Personally, I am not typically one to advocate for dogs being dressed in clothing or costumes, and despite the fact that my puppy at the time did win the costume contest at a puppy raising Halloween party about 5 years ago, I haven't felt the need to make it a habit.

But, this year I couldn't resist! The kids get to celebrate Halloween at work, and I KNEW they would get a hit out of Ross being dressed up. I picked a costume that I thought a black Lab could pull off, and boy was he a trooper! The costume is actually a human bumblebee costume, but it worked perfectly! I attached the wings to his puppy coat, so the elastic straps wouldn't bother him.
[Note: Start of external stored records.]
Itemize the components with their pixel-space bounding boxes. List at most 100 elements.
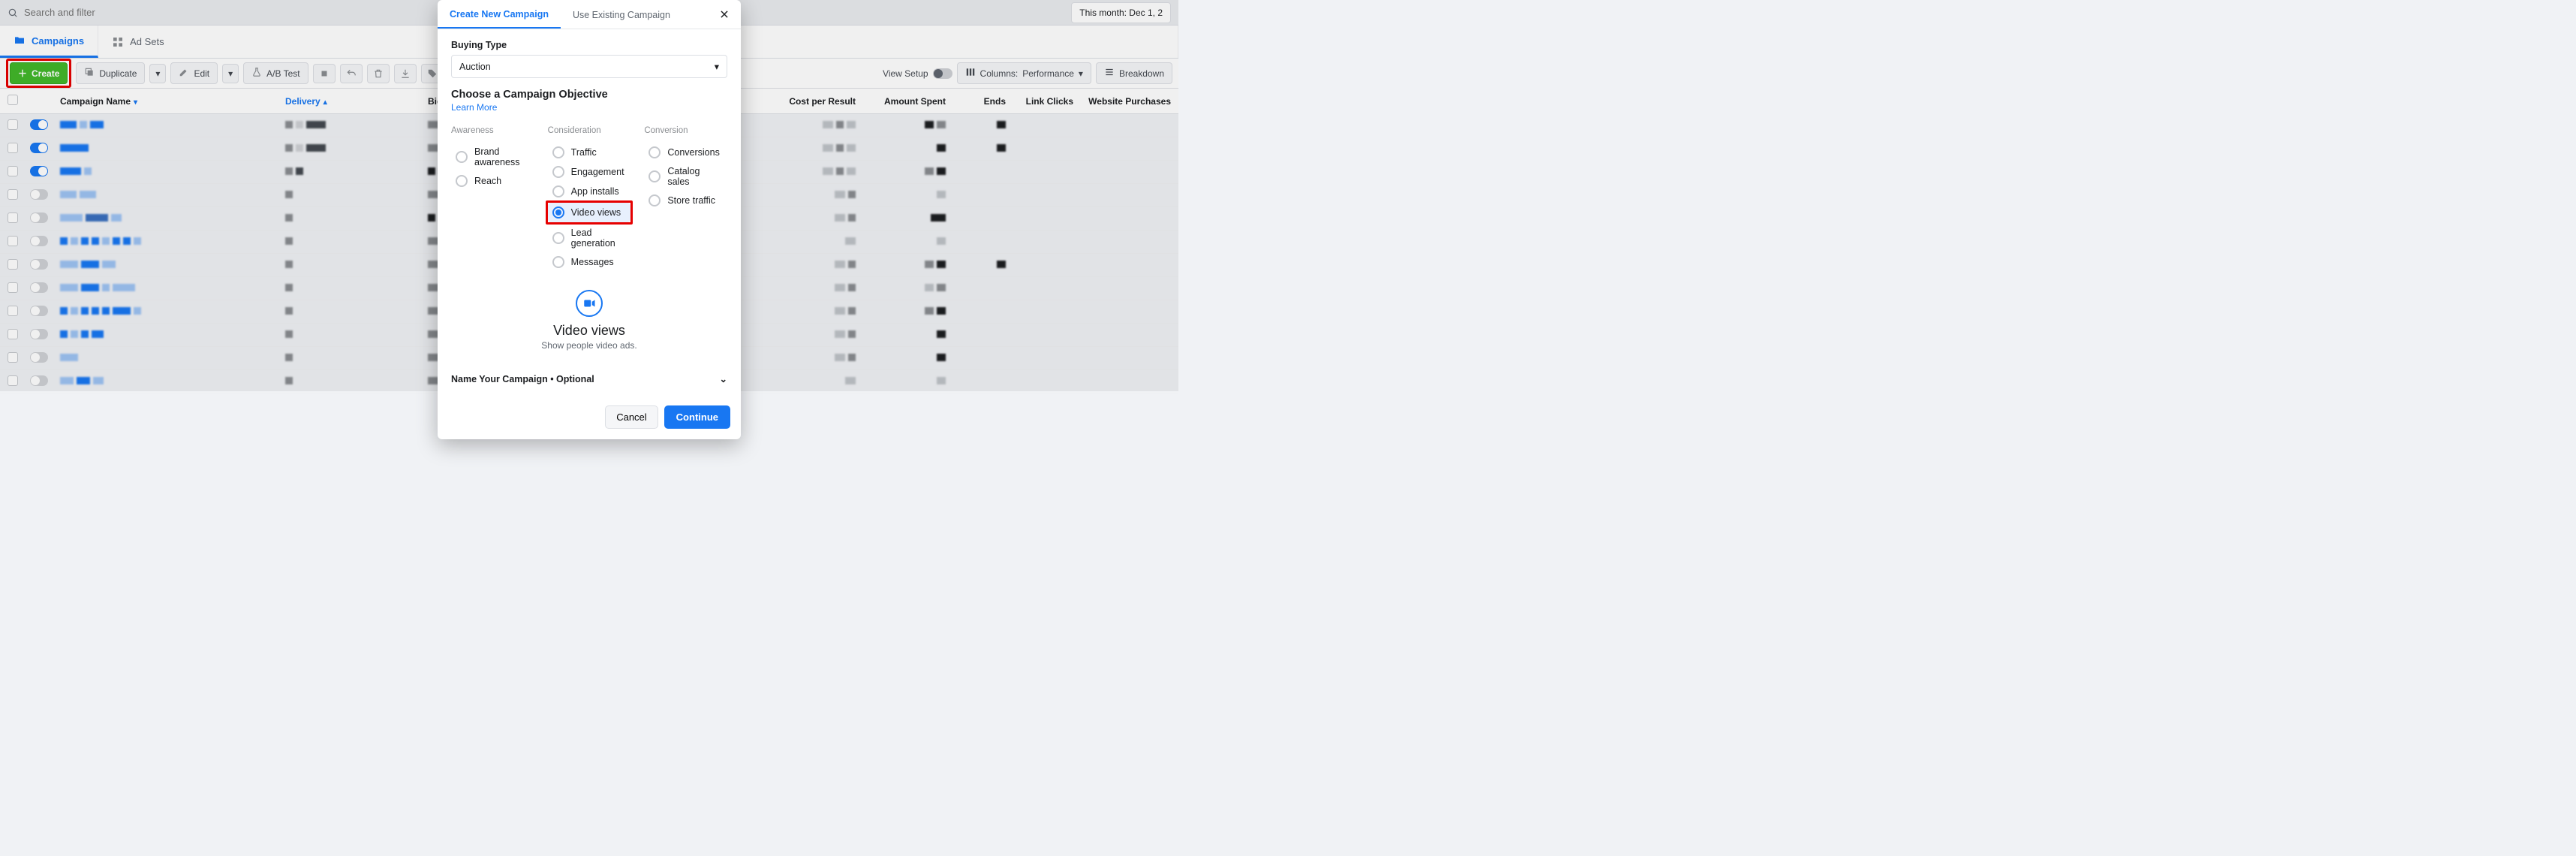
cell-amount-spent bbox=[863, 370, 953, 393]
cell-link-clicks bbox=[1013, 300, 1081, 324]
objective-preview: Video views Show people video ads. bbox=[451, 290, 727, 351]
toggle-icon bbox=[933, 68, 952, 79]
plus-icon: ＋ bbox=[18, 67, 27, 80]
objective-option[interactable]: Reach bbox=[451, 171, 534, 191]
objective-col-consideration: Consideration TrafficEngagementApp insta… bbox=[548, 126, 631, 272]
row-checkbox[interactable] bbox=[8, 306, 18, 316]
delete-button[interactable] bbox=[367, 64, 390, 83]
row-checkbox[interactable] bbox=[8, 282, 18, 293]
row-checkbox[interactable] bbox=[8, 352, 18, 363]
modal-tab-new[interactable]: Create New Campaign bbox=[438, 0, 561, 29]
columns-icon bbox=[965, 67, 976, 80]
cell-link-clicks bbox=[1013, 161, 1081, 184]
row-checkbox[interactable] bbox=[8, 329, 18, 339]
cell-website-purchases bbox=[1081, 231, 1178, 254]
edit-dropdown[interactable]: ▾ bbox=[222, 64, 239, 83]
edit-button[interactable]: Edit bbox=[170, 62, 218, 84]
row-switch[interactable] bbox=[30, 119, 48, 130]
row-checkbox[interactable] bbox=[8, 189, 18, 200]
buying-type-select[interactable]: Auction ▾ bbox=[451, 55, 727, 78]
create-button[interactable]: ＋ Create bbox=[10, 62, 68, 84]
objective-option[interactable]: Brand awareness bbox=[451, 143, 534, 171]
cell-website-purchases bbox=[1081, 324, 1178, 347]
objective-option[interactable]: Conversions bbox=[644, 143, 727, 162]
cell-link-clicks bbox=[1013, 184, 1081, 207]
row-switch[interactable] bbox=[30, 259, 48, 270]
objective-option[interactable]: Catalog sales bbox=[644, 162, 727, 191]
objective-option[interactable]: Engagement bbox=[548, 162, 631, 182]
col-website-purchases[interactable]: Website Purchases bbox=[1081, 89, 1178, 114]
cell-cost-per-result bbox=[781, 324, 863, 347]
date-range-chip[interactable]: This month: Dec 1, 2 bbox=[1071, 2, 1171, 23]
row-checkbox[interactable] bbox=[8, 212, 18, 223]
close-button[interactable] bbox=[715, 6, 733, 24]
row-checkbox[interactable] bbox=[8, 119, 18, 130]
cell-ends bbox=[953, 277, 1013, 300]
row-switch[interactable] bbox=[30, 329, 48, 339]
cancel-button[interactable]: Cancel bbox=[605, 405, 658, 429]
objective-heading: Choose a Campaign Objective bbox=[451, 89, 727, 101]
cell-link-clicks bbox=[1013, 347, 1081, 370]
tab-campaigns[interactable]: Campaigns bbox=[0, 26, 98, 58]
cell-campaign-name bbox=[53, 300, 278, 324]
cell-amount-spent bbox=[863, 231, 953, 254]
col-delivery[interactable]: Delivery▴ bbox=[278, 89, 420, 114]
flask-icon bbox=[251, 67, 262, 80]
row-switch[interactable] bbox=[30, 143, 48, 153]
cell-ends bbox=[953, 207, 1013, 231]
objective-option[interactable]: App installs bbox=[548, 182, 631, 201]
row-switch[interactable] bbox=[30, 306, 48, 316]
modal-tab-existing[interactable]: Use Existing Campaign bbox=[561, 1, 682, 28]
row-switch[interactable] bbox=[30, 189, 48, 200]
row-switch[interactable] bbox=[30, 282, 48, 293]
cell-ends bbox=[953, 347, 1013, 370]
col-ends[interactable]: Ends bbox=[953, 89, 1013, 114]
col-amount-spent[interactable]: Amount Spent bbox=[863, 89, 953, 114]
export-button[interactable] bbox=[394, 64, 417, 83]
duplicate-dropdown[interactable]: ▾ bbox=[149, 64, 166, 83]
breakdown-dropdown[interactable]: Breakdown bbox=[1096, 62, 1172, 84]
objective-option[interactable]: Traffic bbox=[548, 143, 631, 162]
col-cost-per-result[interactable]: Cost per Result bbox=[781, 89, 863, 114]
columns-dropdown[interactable]: Columns: Performance ▾ bbox=[957, 62, 1091, 84]
row-switch[interactable] bbox=[30, 236, 48, 246]
cell-ends bbox=[953, 231, 1013, 254]
objective-option[interactable]: Store traffic bbox=[644, 191, 727, 210]
learn-more-link[interactable]: Learn More bbox=[451, 102, 727, 113]
duplicate-button[interactable]: Duplicate bbox=[76, 62, 145, 84]
cell-campaign-name bbox=[53, 347, 278, 370]
continue-button[interactable]: Continue bbox=[664, 405, 730, 429]
more-copy-button[interactable] bbox=[313, 64, 336, 83]
cell-ends bbox=[953, 114, 1013, 137]
objective-option[interactable]: Video views bbox=[548, 203, 631, 222]
col-link-clicks[interactable]: Link Clicks bbox=[1013, 89, 1081, 114]
cell-delivery bbox=[278, 347, 420, 370]
row-switch[interactable] bbox=[30, 166, 48, 176]
cell-delivery bbox=[278, 231, 420, 254]
objective-option[interactable]: Lead generation bbox=[548, 224, 631, 252]
cell-website-purchases bbox=[1081, 114, 1178, 137]
radio-icon bbox=[552, 166, 564, 178]
abtest-button[interactable]: A/B Test bbox=[243, 62, 308, 84]
view-setup[interactable]: View Setup bbox=[883, 68, 952, 79]
cell-delivery bbox=[278, 324, 420, 347]
row-checkbox[interactable] bbox=[8, 259, 18, 270]
radio-icon bbox=[552, 232, 564, 244]
row-switch[interactable] bbox=[30, 375, 48, 386]
cell-amount-spent bbox=[863, 161, 953, 184]
cell-amount-spent bbox=[863, 300, 953, 324]
tab-label: Ad Sets bbox=[130, 36, 164, 47]
name-campaign-toggle[interactable]: Name Your Campaign • Optional ⌄ bbox=[451, 367, 727, 390]
objective-option[interactable]: Messages bbox=[548, 252, 631, 272]
row-checkbox[interactable] bbox=[8, 375, 18, 386]
undo-button[interactable] bbox=[340, 64, 363, 83]
col-checkbox[interactable] bbox=[0, 89, 23, 114]
row-checkbox[interactable] bbox=[8, 166, 18, 176]
row-switch[interactable] bbox=[30, 212, 48, 223]
row-checkbox[interactable] bbox=[8, 236, 18, 246]
cell-link-clicks bbox=[1013, 254, 1081, 277]
folder-icon bbox=[14, 35, 26, 47]
row-switch[interactable] bbox=[30, 352, 48, 363]
col-campaign-name[interactable]: Campaign Name▾ bbox=[53, 89, 278, 114]
row-checkbox[interactable] bbox=[8, 143, 18, 153]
I attempted to make stripes with yellow crepe paper, but Ross kept turning around and licking his stripes, causing the crepe paper to instantly dissolve and the stripes to fall off. So, instead Ross was left with his glittery wings and bobbing antennae.

He was SO good about the costume! He frequently pouted and often looked ashamed, but put on a happy face for the kids and trotted around campus, showing off his costume to all. He managed to get his antennae off a time or two, but really didn't make much of a fuss and eventually just put himself to bed with his full costume on, antennae and all!

Community Connection

Check out the October issue of Guide Dog's Community Connection newsletter - Ross is the cover story!

The story is a summary of Ross' work as a "therapy dog" and refers to stories told in more detail in early postings of this blog. In fact, it was writing the story for the Community Connection that inspired me to start the blog. Initially, I sent an email to a puppy raising list serve with some of the stories of Ross' work, as I wanted to share them with others. After sending the email, I thought to send it to Guide Dogs to consider for the Community Connection. I am so honored that they included the story, and even more honored that it made the front page!